Except in the Commonweal. About 500 years ago, the Commonweal figured out how to counter the power of wizards with collective action, something called the Focus, which is channeled through the Standards of the Companies of the Line.  Prosperity in the Commonweal is protected by a magical binding called the Shape of Peace, which encourages people to work together, and offers a balance against the power of individual mages. Aside from the demonic invasions, life in the Commonweal seems almost utopian. They use the French Revolutionary calendar, and politicians who tell lies literally have their pants burst into flame.
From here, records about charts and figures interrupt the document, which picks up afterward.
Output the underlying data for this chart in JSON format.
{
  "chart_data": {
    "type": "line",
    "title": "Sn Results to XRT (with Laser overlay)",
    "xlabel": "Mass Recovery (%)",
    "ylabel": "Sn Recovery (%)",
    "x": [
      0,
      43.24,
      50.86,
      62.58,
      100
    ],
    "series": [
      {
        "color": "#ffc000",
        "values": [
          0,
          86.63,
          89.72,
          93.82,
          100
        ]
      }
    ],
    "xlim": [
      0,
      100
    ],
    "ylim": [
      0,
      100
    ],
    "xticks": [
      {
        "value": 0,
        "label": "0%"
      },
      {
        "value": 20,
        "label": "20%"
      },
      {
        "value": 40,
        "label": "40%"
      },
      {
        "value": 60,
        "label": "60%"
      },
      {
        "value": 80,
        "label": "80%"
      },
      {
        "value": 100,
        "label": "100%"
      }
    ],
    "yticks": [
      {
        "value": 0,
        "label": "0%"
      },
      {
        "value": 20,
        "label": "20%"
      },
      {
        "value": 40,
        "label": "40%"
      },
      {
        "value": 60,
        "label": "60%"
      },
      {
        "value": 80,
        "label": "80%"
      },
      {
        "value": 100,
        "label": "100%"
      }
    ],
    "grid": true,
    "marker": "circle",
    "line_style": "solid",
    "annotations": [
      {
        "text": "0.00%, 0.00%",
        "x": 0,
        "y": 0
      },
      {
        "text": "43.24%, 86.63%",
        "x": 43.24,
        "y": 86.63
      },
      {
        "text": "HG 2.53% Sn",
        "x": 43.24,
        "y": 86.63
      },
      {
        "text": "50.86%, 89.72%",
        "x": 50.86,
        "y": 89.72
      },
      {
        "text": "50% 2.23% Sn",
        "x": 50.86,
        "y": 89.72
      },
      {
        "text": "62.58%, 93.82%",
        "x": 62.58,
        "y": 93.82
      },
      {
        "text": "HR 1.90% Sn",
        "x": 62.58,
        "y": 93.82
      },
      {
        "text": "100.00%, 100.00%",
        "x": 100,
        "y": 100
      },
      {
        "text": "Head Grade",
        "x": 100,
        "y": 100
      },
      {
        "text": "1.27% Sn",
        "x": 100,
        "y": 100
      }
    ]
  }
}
So what this book is really about is learning how the Focus of the Companies work, what the accompanying wizards can do, and seeing that in action.  Even with the cryptic style of the writing, some of the action is impressive. In an early scene, the Company and the accompanying battery play catch, with the battery firing black-black-black shot, simple iron rods, at cannon velocities, and the Company catching the shells with their Focus and ablating them to nothing in a shower of sparks, or deflecting them into the sky. The weapons of the battery go up to red-red-red, which has a "danger close" radius of 25 km. Assuming it's some kind of explosive (not a safe assumption), that puts red-red-red in the 20 megaton hydrogen bomb scale. The wizards have more subtle ways of killing: swarms of razor-winged steel butterflies, manipulation of air, heat, and minds, and compelling hosts of demons. 

That said, there are a lot of flaws in this book. Characterization isn't. The three sorcerers assigned to the Company are some of the most powerful in the Commonweal, including the unquestioned most powerful magic user alive; Halt.  We're told Halt and Rust don't get along in the opening chapter, some sort of long-running feud contained at the level of sniping in specialized journals and third-hand political maneuvering, but these two godlike beings just... do their jobs.  The only character to get any generosity of description is Halt, who's corporeal form is someone's grandma, an old lady with her knitting and a ready cup of tea. Please ignore that she's riding on a firing breathing sheep-like creature the size of an elephant, or that she's older than reliably recorded history. As for the rest, I could tell you what they do, but not anything about their personality or character.

The Standard-Captain style also robs the climax of what should be it's tension. Taking a battered company on a suicide mission into a fortress containing the Archon of Reems, a sorcerer-king channeling the power of an entire empire of fire-priests and ashen victims, escaping a trap made of singularity-black antimagic cable and a whole amphitheater of demons, and undoing a binding powering an empire spanning road made out of crystallized despair, should be thrilling. But the writing is so detached it doesn't hit right.

Still, at the end of the day, I stayed up way too late finishing this book, which is the highest accolade I can give any novel. Saunders wrote the exact book he intended to write, and if it's not to your liking, well, you were warned up front.